Community finds social media voice

Latrobe Valley people turned to social media to fill in missing information during and after the Hazelwood mine fire in 2014, researchers find. file photograph

Latrobe Valley people turned to social media to fill in missing information during and after the Hazelwood mine fire in 2014, researchers find. file photograph

New Hazelwood Health Study research reveals the strong appeal of social media to Latrobe Valley people during and after the 2014 mine fire.

Health study researcher Susan Yell said the research found people thought their direct experiences did not match what they were being told by authorities.

Then in the aftermath of the fire, which burnt for 45 days, social media users were calling for funding, a clean-up kit, relocation support, and raised questions about how it all should work.

Community-initiated Facebook groups, The Air That We Breathe, Occupy Latrobe and Voices of the Valley, were the three sites the study focused on.

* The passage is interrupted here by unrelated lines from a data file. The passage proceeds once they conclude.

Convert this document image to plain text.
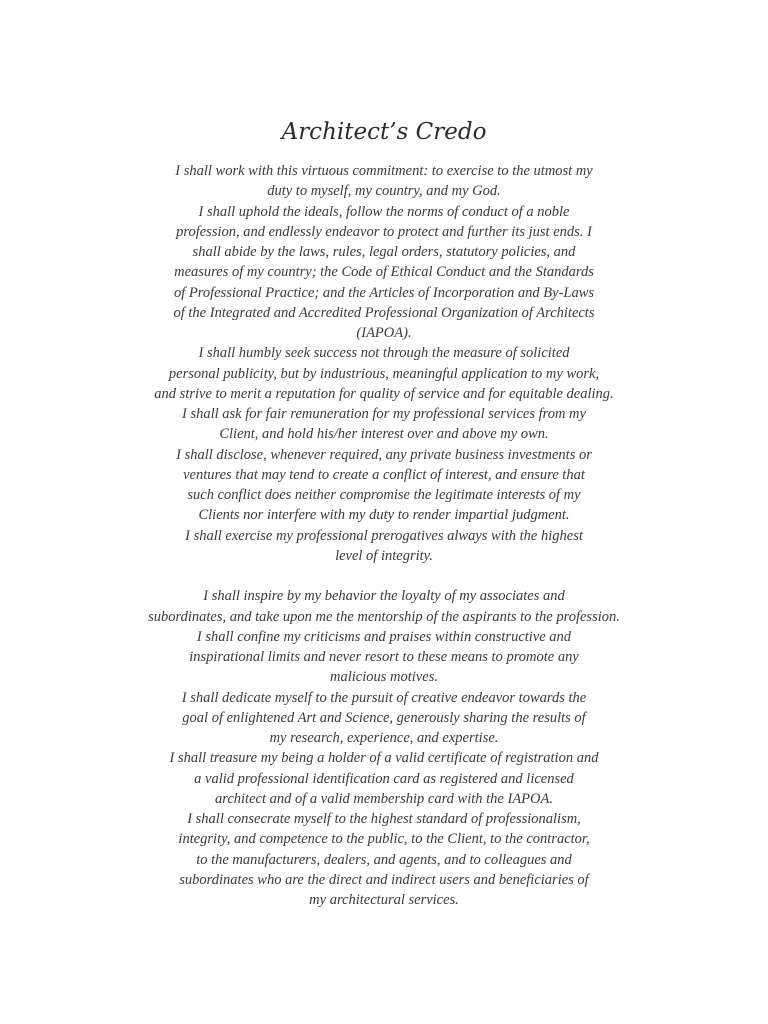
Architect’s Credo
I shall work with this virtuous commitment: to exercise to the utmost my
duty to myself, my country, and my God.
I shall uphold the ideals, follow the norms of conduct of a noble
profession, and endlessly endeavor to protect and further its just ends. I
shall abide by the laws, rules, legal orders, statutory policies, and
measures of my country; the Code of Ethical Conduct and the Standards
of Professional Practice; and the Articles of Incorporation and By-Laws
of the Integrated and Accredited Professional Organization of Architects
(IAPOA).
I shall humbly seek success not through the measure of solicited
personal publicity, but by industrious, meaningful application to my work,
and strive to merit a reputation for quality of service and for equitable dealing.
I shall ask for fair remuneration for my professional services from my
Client, and hold his/her interest over and above my own.
I shall disclose, whenever required, any private business investments or
ventures that may tend to create a conflict of interest, and ensure that
such conflict does neither compromise the legitimate interests of my
Clients nor interfere with my duty to render impartial judgment.
I shall exercise my professional prerogatives always with the highest
level of integrity.
I shall inspire by my behavior the loyalty of my associates and
subordinates, and take upon me the mentorship of the aspirants to the profession.
I shall confine my criticisms and praises within constructive and
inspirational limits and never resort to these means to promote any
malicious motives.
I shall dedicate myself to the pursuit of creative endeavor towards the
goal of enlightened Art and Science, generously sharing the results of
my research, experience, and expertise.
I shall treasure my being a holder of a valid certificate of registration and
a valid professional identification card as registered and licensed
architect and of a valid membership card with the IAPOA.
I shall consecrate myself to the highest standard of professionalism,
integrity, and competence to the public, to the Client, to the contractor,
to the manufacturers, dealers, and agents, and to colleagues and
subordinates who are the direct and indirect users and beneficiaries of
my architectural services.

Dr Yell pointed to Voices of the Valley as key players in raising questions about the health effects and death rates following the mine fire and drawing the state government's attention to the region.

"Social media is a great tool for the authorities to make themselves aware of what is an issue in the community - something they may need to address and rectify," Dr Yell said.

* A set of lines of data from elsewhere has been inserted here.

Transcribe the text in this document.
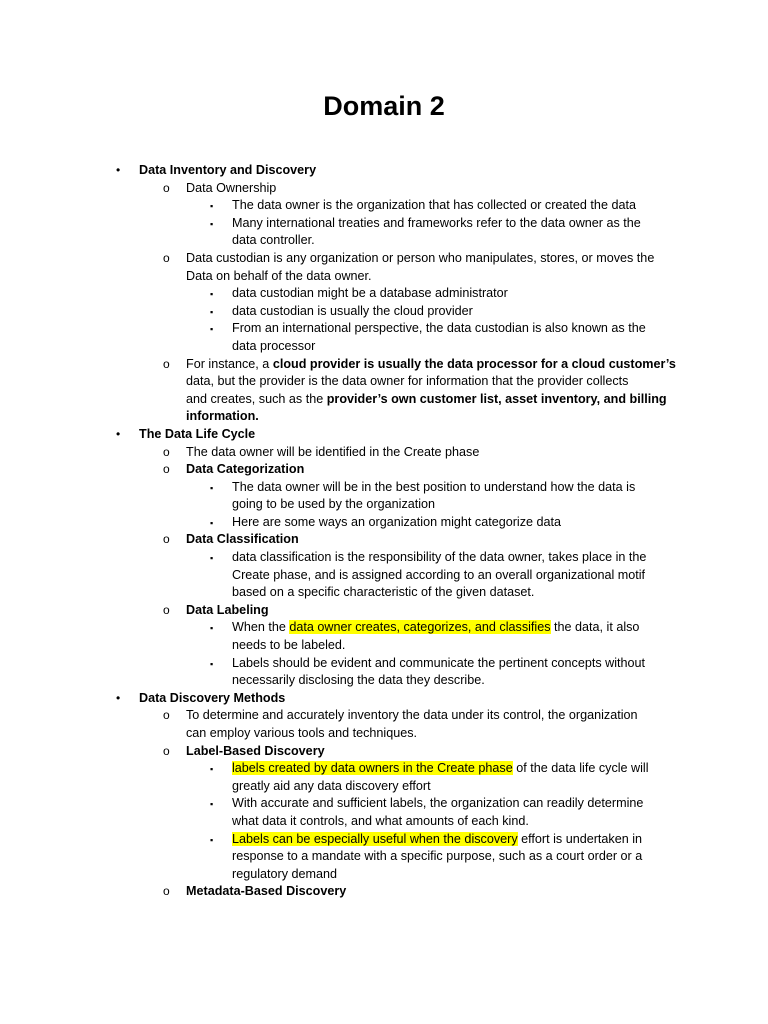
Domain 2
• Data Inventory and Discovery
o Data Ownership
▪ The data owner is the organization that has collected or created the data
▪ Many international treaties and frameworks refer to the data owner as the
data controller.
o Data custodian is any organization or person who manipulates, stores, or moves the
Data on behalf of the data owner.
▪ data custodian might be a database administrator
▪ data custodian is usually the cloud provider
▪ From an international perspective, the data custodian is also known as the
data processor
o For instance, a cloud provider is usually the data processor for a cloud customer’s
data, but the provider is the data owner for information that the provider collects
and creates, such as the provider’s own customer list, asset inventory, and billing
information.
• The Data Life Cycle
o The data owner will be identified in the Create phase
o Data Categorization
▪ The data owner will be in the best position to understand how the data is
going to be used by the organization
▪ Here are some ways an organization might categorize data
o Data Classification
▪ data classification is the responsibility of the data owner, takes place in the
Create phase, and is assigned according to an overall organizational motif
based on a specific characteristic of the given dataset.
o Data Labeling
▪ When the data owner creates, categorizes, and classifies the data, it also
needs to be labeled.
▪ Labels should be evident and communicate the pertinent concepts without
necessarily disclosing the data they describe.
• Data Discovery Methods
o To determine and accurately inventory the data under its control, the organization
can employ various tools and techniques.
o Label-Based Discovery
▪ labels created by data owners in the Create phase of the data life cycle will
greatly aid any data discovery effort
▪ With accurate and sufficient labels, the organization can readily determine
what data it controls, and what amounts of each kind.
▪ Labels can be especially useful when the discovery effort is undertaken in
response to a mandate with a specific purpose, such as a court order or a
regulatory demand
o Metadata-Based Discovery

She said the main information being shared over social media during and after the emergency event was about direct exposure to smoke and the subsequent health effects.

"There were also concerns about the emergency response," Dr Yell said.

Researchers found social media forums were empowering people by providing a space to come together and share tips on how to cope, however, things were not always perfect online.

"It was a space of conflict, just as the tensions within the wider community are just mirrored and played out in Facebook," Dr Yell said.

"One of the points of conflict was whether it was OK to raise criticism and complain about the emergency response or just if it made the community look like whingers."

Dr Yell said researchers were hoping the findings would help inform communication strategies in similar crisis in the future.

"What we heard from our interviews is a really strong message, a mixture of different types of communication is really important in communicating with community during and after an emergency," she said.

"Traditional media, social media and face-to-face communication are all really important."